In Jim O’Donoghue’s view PTSD is not a disorder at all. It is an attempt of the human organism – our embodied spirit – to heal self and to maintain self in a state of growthful equilibrium. The very struggle, the chaos that is experienced, is in itself an aspect of the journey towards healing. It is the natural inner, embodied response to threatening circumstances that have not been assimilated into consciousness and integrated into a person’s way of being in the world. This understanding has important implications for the psychotherapeutic process.

When working with unassimilated trauma from the past it is generally agreed that the trauma in its original form must be experienced fully, worked through, re-appraised and integrated into the living process of daily experience, if genuine healing is to take place.

It would seem, from action based research, that when a person is sub­jected to a serious traumatic experience that is too much to assimilate, an immediate, non-conscious, biological mechanism is invoked which helps suspend the experience, either partly or completely, blocking further processing and integration into long term memory.
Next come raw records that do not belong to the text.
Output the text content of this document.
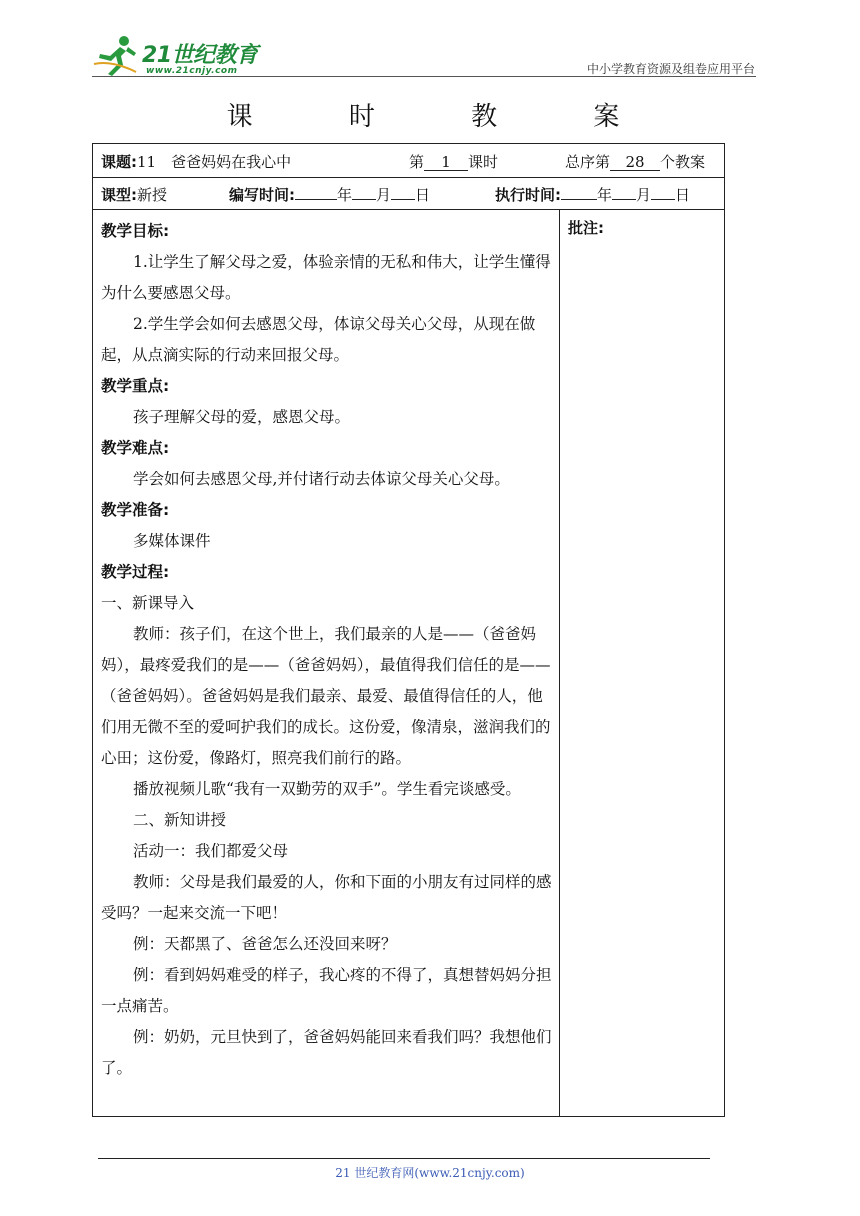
21世纪教育
www.21cnjy.com	中小学教育资源及组卷应用平台
课 时 教 案
课题:11　爸爸妈妈在我心中	第 1 课时	总序第 28 个教案
课型:新授	编写时间:	年 月 日	执行时间: 年 月 日

教学目标:

1.让学生了解父母之爱，体验亲情的无私和伟大，让学生懂得为什么要感恩父母。

2.学生学会如何去感恩父母，体谅父母关心父母，从现在做起，从点滴实际的行动来回报父母。

教学重点:

孩子理解父母的爱，感恩父母。

教学难点:

学会如何去感恩父母,并付诸行动去体谅父母关心父母。

教学准备:

多媒体课件

教学过程:

一、新课导入

教师：孩子们，在这个世上，我们最亲的人是——（爸爸妈妈），最疼爱我们的是——（爸爸妈妈），最值得我们信任的是——（爸爸妈妈）。爸爸妈妈是我们最亲、最爱、最值得信任的人，他们用无微不至的爱呵护我们的成长。这份爱，像清泉，滋润我们的心田；这份爱，像路灯，照亮我们前行的路。

播放视频儿歌“我有一双勤劳的双手”。学生看完谈感受。

二、新知讲授

活动一：我们都爱父母

教师：父母是我们最爱的人，你和下面的小朋友有过同样的感受吗？一起来交流一下吧！

例：天都黑了、爸爸怎么还没回来呀？

例：看到妈妈难受的样子，我心疼的不得了，真想替妈妈分担一点痛苦。

例：奶奶，元旦快到了，爸爸妈妈能回来看我们吗？我想他们了。

批注:
21 世纪教育网(www.21cnjy.com)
Such experience may be an early life situation or event, a pre/peri natal happening, a transpersonal or phylogenetic impingement on personality or a later event such as illness, accident, imprisonment, or incarceration in a psychiatric hospital. Such trauma can have serious physical, psychological, spiritual and social consequences. To be effective, therapy must work with the whole person, taking all these aspects into account.

Quoting Shubow he said that the most vital factor in effective outcome is not the accurate application of techniques but the fact that the unique con­sciousness of a particular therapist is interacting in unique ways at unique moments of spacetime with unique individuals whose symptoms, though superficially similar, may stem from highly variable roots in the psyche/soma.

He ended on an optimistic note emphasising that there is a cyclic nature to the therapeutic process, with successive phases. Healing traumatic stress is a journey back to the place where the journey really began. But that place is now changed. Viewed from a new perspective what initially may have been thought to be illness will now be regarded gratefully as opportunity.